The project, which was five years (and hundreds of rats) in the making, began with Wright Cheney's fascination with insects, mainly what we choose to display in an insectarium and what we eliminate. Invasion and transgression are two themes that recurred, and Wright Cheney's focus eventually shifted to rats. "These are the creatures we go to a lot of trouble, spend a lot of money and use a lot of harsh chemicals to keep them from places we live," she says. "Yet they're really enjoyed and admired as pets, we use them in laboratory research, they help us understand the world. We're really quite embedded with rats."

Exploring these ideas, Wright Cheney became embedded with her handmade rats, their differing pelts created from donated vintage fur coats in (fellow rodent) mink, mouton, rabbit, squirrel, Persian lamb and seal. Wet felted tails and tiny pink ears cap off the "essential rat body—that hump," Wright Cheney says.

"Many things occurred to me as I was making these but one in particular was that I was kind of doing this in reverse, I was taking a fur coat and skinning it, taking out the lining, stripping away everything but the pelt and re-fashioning an animal body, it's an interesting kind of reverse process."

Cellar addresses issues of consumption. The rats clothed in luxurious, coveted furs, serve as a reminder of our own gluttony. "One of the things that I've come to realize—and I don't want to make any big claims to this—but the thing that is so fascinating with rats is that their presence signifies our excess," Wright Cheney says. "They thrive where we thrive, they followed humans as humans begin to live in cities and have waste. The rats are as opportunistic as we are, and it worked out for them. They displace indigenous species, they do all the things that we do."

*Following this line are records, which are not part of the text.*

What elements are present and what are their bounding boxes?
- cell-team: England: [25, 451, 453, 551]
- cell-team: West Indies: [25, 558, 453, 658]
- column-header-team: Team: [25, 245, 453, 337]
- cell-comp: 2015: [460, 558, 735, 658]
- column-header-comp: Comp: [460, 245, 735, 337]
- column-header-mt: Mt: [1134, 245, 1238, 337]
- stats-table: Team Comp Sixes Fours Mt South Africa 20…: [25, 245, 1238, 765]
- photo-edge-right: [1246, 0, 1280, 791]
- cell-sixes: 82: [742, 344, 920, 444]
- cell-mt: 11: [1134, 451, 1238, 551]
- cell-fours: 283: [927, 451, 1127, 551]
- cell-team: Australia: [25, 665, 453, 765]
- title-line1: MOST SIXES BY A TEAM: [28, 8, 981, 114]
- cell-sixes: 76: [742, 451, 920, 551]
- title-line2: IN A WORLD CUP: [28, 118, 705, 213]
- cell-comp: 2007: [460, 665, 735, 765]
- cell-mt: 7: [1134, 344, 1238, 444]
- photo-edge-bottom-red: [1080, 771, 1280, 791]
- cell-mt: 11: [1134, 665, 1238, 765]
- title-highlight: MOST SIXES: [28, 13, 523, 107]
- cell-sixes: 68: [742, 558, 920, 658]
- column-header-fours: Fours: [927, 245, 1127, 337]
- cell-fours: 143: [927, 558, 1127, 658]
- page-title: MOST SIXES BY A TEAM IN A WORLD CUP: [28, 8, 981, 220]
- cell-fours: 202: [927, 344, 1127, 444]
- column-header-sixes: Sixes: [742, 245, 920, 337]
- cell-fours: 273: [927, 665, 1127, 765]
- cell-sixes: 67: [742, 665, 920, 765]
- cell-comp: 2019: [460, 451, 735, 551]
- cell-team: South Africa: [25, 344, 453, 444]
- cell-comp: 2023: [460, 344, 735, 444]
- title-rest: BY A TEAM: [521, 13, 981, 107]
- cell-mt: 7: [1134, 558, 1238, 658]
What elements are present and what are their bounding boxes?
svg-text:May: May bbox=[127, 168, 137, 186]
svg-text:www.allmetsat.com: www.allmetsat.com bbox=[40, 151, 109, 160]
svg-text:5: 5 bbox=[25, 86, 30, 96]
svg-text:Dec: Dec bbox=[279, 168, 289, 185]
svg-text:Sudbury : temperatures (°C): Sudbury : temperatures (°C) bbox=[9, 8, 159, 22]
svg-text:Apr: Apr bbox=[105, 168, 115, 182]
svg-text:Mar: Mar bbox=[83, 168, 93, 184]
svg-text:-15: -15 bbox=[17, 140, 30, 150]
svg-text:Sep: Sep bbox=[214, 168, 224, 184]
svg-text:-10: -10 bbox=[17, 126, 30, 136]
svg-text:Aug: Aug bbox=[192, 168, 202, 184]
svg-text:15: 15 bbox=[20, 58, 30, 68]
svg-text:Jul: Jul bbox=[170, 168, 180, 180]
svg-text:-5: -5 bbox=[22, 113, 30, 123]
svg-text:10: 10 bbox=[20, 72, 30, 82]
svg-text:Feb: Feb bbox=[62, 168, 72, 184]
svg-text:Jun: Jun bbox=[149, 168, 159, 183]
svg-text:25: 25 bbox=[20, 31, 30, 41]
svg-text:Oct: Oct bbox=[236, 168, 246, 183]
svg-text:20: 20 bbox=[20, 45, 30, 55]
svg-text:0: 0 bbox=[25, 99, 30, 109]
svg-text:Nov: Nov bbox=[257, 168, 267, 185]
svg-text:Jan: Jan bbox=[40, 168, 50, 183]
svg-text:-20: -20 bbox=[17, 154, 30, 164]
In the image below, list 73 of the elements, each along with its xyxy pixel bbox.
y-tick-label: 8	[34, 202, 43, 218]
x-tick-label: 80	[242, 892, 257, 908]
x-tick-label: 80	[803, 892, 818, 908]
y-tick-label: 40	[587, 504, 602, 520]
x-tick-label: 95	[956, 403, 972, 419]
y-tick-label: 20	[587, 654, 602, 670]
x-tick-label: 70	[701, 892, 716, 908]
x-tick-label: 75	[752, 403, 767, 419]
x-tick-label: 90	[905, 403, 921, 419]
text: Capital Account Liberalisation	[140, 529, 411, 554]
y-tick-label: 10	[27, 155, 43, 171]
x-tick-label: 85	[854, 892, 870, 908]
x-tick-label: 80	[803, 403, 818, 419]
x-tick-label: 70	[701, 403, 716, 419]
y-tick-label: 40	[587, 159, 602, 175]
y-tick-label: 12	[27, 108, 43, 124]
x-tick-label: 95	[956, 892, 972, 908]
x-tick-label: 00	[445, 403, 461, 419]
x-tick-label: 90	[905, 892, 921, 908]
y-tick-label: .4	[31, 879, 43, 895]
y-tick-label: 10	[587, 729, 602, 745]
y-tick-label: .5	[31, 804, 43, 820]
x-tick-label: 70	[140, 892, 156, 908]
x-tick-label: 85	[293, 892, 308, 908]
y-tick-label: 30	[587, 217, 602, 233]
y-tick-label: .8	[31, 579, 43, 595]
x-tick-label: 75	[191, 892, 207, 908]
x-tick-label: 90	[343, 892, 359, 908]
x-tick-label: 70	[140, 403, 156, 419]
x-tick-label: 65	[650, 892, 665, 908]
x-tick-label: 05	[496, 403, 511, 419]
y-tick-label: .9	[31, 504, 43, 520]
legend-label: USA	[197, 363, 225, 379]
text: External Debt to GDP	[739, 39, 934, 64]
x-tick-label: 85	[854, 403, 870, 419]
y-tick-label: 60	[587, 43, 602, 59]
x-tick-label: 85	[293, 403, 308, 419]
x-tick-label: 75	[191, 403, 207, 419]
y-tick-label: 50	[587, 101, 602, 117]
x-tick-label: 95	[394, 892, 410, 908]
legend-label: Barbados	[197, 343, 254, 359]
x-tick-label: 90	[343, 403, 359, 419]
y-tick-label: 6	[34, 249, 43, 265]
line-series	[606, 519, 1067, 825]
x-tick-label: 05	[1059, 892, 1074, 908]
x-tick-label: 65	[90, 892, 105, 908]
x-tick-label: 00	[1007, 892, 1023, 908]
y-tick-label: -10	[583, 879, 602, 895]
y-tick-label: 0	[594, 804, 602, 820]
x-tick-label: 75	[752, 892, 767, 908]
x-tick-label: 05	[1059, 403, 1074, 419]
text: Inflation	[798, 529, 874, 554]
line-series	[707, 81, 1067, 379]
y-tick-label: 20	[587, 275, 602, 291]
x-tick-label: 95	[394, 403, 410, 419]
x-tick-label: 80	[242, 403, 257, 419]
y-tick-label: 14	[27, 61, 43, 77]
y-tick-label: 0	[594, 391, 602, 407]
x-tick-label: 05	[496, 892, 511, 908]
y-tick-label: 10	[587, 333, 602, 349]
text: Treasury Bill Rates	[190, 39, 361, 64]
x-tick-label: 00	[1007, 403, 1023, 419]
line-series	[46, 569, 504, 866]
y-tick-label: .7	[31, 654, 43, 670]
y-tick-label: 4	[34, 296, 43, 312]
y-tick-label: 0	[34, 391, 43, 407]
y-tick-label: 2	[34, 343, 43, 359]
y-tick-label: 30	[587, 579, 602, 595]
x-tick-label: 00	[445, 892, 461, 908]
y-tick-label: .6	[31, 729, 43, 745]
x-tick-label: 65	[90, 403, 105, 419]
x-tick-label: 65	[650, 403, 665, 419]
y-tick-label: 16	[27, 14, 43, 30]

The AGNS is Cellar's second stop, after Fredericton's Beaverbrook Art Gallery, and Wright Cheney points out that as a port city, Halifax viewers have a lot more rat stories to share than her New Brunswick audience. AGNS chief curator Sarah Fillmore mentions Lezlie Lowe's 2008 Coast cover story, "Rat City," in her essay in Wright Cheney's exhibit publication, highlighting their sneaky ubiquitousness.

"Anthropologist Mary Douglas said 'dirt is matter out of place,'" says Wright Cheney. "I used that to talk about vermin, I've used the phrase 'vermin nature is out of place.'" Out of place everywhere but in Cellar.